Two years ago, facing moribund sales in its stores and stiff competition online, Walmart committed $2.7 billion to improving employee wages and training. Shares tumbled and analysts scratched their heads; it was not the kind of news Wall Street tends to embrace.
But Walmart’s decision to invest in workers is now paying off with increased sales both in stores and online, as the the world’s biggest retailer reported third-quarter earnings today (Nov. 16) that surpassed analyst estimates.
Revenue from stores open at least a year rose 2.7%, a substantial increase given the struggles most retailers are facing. And online sales jumped 50%, as the company is now counting results from Amazon competitor Jet.com, which Walmart purchased last year.
While Walmart’s newfound success online—and its challenge to Amazon’s e-commerce dominance—is the sexier story, the retailer’s lifeblood is its nearly 12,000 stores worldwide, including more than 5,000 in the US. Notably, the company reported growth in its grocery business, which is the biggest in the US, driven in part by offering curbside pickup to harried commuters.
Improving the shopping experience at Walmart stores was one of CEO Doug McMillon’s goals when he announced a plan in February 2015 to boost employee wages. At the same, after years of cutting staff and paying as little as possible, Walmart’s stores were disheveled and customer service virtually nonexistent. By raising wages by an average of 7% for full-time employees, Walmart reduced turnover and improved the caliber of its workers. Investing in training and technology made processes like shelving goods more efficient, freeing up employees to help shoppers.

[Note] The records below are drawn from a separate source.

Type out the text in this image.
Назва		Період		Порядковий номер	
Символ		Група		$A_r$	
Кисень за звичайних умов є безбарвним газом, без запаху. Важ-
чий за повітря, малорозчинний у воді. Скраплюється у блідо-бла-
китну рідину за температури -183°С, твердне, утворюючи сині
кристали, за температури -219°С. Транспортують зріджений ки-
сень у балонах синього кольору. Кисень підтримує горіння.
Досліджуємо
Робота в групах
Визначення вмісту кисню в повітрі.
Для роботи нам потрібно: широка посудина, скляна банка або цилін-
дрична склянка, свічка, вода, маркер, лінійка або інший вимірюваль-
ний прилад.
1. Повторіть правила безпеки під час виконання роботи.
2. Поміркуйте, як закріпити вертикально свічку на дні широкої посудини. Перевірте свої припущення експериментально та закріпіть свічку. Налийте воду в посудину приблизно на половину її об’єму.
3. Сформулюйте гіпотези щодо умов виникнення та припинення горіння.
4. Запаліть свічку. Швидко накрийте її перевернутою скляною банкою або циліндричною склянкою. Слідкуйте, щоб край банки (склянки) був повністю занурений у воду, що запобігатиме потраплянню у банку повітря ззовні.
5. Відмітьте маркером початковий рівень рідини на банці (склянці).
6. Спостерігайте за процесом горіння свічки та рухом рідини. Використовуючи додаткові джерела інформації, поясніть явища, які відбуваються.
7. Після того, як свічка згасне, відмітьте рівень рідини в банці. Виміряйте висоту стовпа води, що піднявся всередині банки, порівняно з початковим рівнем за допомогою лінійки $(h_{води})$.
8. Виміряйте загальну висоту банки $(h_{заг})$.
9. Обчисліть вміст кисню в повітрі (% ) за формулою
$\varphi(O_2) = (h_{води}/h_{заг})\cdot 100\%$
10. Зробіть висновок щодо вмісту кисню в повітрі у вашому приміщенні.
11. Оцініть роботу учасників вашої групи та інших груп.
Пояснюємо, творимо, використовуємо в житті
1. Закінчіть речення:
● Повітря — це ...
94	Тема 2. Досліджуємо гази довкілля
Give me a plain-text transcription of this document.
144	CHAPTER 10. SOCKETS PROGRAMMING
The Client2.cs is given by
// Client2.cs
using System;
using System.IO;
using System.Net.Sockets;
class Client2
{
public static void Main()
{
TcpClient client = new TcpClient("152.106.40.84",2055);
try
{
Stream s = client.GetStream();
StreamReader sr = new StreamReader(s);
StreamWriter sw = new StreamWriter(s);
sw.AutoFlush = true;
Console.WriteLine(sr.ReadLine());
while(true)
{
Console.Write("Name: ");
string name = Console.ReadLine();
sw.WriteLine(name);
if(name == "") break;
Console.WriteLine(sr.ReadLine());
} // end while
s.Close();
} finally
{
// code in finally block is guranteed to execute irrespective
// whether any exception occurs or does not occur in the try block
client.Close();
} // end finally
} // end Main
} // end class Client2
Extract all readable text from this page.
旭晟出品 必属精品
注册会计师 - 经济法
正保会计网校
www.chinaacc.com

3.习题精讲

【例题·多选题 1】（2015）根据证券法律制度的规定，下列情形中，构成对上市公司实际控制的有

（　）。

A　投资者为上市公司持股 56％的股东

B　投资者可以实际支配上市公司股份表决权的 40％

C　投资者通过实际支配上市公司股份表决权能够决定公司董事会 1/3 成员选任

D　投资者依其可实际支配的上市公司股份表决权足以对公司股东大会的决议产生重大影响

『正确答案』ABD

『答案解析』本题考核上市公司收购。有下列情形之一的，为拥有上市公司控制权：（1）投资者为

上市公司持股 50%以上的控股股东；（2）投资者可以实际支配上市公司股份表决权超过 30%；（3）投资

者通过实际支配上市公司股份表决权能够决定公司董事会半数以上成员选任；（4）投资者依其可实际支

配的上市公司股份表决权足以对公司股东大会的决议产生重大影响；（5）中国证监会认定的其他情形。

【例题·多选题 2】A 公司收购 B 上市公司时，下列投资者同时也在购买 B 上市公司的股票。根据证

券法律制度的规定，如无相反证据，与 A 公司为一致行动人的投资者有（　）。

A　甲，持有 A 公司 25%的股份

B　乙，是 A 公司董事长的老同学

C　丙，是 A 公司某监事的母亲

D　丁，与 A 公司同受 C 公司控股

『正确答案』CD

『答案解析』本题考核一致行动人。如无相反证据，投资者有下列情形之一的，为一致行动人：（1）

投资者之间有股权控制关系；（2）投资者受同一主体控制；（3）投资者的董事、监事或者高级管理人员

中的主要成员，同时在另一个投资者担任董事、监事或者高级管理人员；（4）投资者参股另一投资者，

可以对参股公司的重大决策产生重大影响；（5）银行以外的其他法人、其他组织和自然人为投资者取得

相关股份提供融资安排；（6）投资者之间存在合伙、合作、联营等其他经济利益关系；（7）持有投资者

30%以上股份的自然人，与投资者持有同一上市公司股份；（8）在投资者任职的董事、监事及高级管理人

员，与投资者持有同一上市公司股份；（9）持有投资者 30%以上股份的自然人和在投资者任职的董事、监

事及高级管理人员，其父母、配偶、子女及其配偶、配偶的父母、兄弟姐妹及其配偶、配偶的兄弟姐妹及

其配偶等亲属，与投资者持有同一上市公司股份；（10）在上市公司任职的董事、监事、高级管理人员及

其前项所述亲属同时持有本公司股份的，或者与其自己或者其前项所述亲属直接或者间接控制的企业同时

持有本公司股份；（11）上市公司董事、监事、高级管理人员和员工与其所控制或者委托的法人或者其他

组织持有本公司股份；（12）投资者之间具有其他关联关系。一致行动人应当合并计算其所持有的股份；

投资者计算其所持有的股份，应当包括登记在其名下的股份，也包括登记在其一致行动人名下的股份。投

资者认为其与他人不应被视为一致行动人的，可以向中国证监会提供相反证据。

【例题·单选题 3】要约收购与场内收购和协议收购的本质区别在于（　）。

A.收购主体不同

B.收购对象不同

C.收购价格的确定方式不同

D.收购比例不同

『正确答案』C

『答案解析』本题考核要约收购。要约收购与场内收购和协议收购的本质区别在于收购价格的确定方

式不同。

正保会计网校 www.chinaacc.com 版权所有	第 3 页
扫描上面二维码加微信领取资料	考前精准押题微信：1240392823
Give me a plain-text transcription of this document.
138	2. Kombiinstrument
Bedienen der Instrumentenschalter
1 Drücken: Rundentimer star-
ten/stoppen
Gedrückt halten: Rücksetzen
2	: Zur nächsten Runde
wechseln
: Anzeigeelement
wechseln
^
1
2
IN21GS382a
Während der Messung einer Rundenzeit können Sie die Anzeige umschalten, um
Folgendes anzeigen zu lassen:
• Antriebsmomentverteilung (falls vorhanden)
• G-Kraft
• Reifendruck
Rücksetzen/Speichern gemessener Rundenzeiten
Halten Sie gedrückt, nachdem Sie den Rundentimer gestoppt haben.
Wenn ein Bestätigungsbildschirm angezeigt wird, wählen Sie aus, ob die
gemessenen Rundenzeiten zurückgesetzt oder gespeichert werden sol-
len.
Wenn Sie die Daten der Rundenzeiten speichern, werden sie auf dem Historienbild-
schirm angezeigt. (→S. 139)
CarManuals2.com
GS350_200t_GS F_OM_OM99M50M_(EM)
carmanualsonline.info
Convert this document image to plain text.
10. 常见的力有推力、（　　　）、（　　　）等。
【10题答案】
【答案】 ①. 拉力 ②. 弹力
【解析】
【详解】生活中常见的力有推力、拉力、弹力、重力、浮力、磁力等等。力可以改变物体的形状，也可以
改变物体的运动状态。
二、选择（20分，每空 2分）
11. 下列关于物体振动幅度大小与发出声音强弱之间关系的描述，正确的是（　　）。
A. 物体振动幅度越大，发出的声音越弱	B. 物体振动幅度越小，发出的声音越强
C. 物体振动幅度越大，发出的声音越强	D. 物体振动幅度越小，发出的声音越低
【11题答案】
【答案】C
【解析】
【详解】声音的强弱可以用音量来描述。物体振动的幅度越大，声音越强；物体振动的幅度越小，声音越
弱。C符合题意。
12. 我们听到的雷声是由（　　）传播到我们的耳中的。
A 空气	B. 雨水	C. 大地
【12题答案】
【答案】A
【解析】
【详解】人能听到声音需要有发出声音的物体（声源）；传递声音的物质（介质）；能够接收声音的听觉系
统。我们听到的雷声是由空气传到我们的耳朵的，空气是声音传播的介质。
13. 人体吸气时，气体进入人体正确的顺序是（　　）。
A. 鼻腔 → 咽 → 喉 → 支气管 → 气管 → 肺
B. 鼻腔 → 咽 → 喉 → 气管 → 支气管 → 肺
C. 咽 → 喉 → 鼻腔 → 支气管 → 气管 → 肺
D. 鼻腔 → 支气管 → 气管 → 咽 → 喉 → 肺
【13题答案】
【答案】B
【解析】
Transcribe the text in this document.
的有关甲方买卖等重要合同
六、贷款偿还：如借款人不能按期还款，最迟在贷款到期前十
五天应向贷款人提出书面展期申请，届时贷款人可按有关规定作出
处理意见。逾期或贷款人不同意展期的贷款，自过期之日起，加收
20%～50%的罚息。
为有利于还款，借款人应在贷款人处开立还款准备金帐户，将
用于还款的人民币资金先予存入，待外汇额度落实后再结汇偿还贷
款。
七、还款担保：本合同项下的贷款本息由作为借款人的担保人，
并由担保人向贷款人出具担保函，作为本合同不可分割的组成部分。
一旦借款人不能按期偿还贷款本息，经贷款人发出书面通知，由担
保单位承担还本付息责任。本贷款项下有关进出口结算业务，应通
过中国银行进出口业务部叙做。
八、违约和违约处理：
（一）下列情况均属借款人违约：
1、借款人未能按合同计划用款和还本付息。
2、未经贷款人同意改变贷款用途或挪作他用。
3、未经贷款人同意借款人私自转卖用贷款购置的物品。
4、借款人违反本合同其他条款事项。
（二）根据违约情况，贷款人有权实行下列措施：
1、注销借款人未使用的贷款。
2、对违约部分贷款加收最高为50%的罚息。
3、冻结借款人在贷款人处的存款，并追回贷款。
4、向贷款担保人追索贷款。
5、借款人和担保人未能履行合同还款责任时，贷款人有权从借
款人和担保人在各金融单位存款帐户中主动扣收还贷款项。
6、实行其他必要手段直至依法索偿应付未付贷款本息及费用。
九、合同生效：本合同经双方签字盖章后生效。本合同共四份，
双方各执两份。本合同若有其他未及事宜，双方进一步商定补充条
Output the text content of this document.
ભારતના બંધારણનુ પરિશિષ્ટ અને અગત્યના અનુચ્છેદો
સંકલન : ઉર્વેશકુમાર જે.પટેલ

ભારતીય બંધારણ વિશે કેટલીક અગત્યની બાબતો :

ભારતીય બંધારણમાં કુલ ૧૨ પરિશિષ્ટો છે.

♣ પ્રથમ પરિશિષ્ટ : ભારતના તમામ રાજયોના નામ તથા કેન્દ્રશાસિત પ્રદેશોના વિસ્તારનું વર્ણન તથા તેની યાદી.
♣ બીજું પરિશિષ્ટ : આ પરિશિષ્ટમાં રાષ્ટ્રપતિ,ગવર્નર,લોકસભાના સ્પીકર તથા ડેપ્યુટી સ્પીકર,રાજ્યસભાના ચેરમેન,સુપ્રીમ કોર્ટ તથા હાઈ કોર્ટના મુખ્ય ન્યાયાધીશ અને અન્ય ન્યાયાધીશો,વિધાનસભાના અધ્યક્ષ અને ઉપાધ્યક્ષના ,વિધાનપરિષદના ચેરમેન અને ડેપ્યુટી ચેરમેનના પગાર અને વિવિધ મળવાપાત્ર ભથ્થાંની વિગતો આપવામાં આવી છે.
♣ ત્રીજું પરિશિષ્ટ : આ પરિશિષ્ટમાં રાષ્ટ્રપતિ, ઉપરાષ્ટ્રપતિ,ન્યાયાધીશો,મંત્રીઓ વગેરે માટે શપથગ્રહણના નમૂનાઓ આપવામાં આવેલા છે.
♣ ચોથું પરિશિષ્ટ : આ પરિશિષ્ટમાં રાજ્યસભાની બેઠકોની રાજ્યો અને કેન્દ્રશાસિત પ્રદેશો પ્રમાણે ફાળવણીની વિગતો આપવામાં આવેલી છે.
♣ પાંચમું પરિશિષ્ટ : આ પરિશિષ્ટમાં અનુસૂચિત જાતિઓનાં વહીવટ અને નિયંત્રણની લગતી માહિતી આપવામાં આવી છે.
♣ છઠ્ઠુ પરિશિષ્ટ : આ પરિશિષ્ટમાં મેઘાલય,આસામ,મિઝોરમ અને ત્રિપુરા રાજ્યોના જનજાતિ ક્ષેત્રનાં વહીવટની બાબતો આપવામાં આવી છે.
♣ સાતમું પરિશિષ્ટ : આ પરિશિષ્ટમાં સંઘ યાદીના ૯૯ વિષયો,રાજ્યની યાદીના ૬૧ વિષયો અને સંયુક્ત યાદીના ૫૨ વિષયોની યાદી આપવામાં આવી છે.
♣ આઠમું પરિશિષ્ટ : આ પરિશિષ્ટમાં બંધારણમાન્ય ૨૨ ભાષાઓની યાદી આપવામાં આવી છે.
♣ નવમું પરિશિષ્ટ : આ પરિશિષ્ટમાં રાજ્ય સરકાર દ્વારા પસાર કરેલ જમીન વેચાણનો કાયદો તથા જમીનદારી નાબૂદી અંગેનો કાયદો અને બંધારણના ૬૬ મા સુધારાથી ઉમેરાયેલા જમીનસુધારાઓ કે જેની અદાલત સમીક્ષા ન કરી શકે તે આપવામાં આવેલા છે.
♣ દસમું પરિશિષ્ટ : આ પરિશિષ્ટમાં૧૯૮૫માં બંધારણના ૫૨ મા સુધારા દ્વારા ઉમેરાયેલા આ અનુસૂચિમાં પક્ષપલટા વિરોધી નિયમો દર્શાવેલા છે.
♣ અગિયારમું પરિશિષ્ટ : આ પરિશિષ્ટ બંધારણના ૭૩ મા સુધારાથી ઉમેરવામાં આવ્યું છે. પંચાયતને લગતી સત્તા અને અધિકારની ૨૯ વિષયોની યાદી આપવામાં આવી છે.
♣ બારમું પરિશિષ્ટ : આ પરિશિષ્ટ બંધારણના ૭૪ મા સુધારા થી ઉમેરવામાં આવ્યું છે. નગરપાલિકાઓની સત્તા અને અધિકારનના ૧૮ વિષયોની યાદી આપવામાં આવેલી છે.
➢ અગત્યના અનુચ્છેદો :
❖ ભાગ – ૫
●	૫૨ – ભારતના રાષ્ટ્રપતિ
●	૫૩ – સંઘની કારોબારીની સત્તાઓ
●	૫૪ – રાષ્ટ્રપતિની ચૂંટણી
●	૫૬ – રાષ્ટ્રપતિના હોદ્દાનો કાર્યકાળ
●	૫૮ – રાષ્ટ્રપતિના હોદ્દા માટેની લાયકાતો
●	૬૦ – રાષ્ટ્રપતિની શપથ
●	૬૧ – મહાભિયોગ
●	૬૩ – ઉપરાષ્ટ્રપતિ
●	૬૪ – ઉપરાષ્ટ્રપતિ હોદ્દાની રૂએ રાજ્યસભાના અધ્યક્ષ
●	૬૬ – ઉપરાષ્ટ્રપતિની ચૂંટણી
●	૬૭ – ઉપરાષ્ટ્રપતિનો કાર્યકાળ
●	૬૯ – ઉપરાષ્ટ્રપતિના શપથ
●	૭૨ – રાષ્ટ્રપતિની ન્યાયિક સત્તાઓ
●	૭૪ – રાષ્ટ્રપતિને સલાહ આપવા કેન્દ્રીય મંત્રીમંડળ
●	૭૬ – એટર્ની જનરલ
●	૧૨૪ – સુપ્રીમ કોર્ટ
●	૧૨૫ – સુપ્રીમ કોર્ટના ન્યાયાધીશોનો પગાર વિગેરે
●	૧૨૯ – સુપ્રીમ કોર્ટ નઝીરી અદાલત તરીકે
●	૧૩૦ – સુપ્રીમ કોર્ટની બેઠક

Walmart still has a ways to go to outrun its history of questionable business practices and mistreatment of workers. Its earnings were impacted by a $283 million expense to settle overseas bribery accusations, and last week a group of female employees sued in federal court, alleging discrimination on the basis of gender, and are seeking class-action status. A Walmart spokesman told Bloomberg that a class-action suit isn’t appropriate because the various claims don’t represent how most women at the company were treated.
But there’s at least one place where the company is quickly regaining credibility. Wall Street scorned Walmart’s plans to invest in workers, and punished the stock for a long time afterward, keeping the shares down through most of 2015. But as the strategy took hold, and sales increased, investors have returned, and after today’s earnings report, the shares reached an all-time high.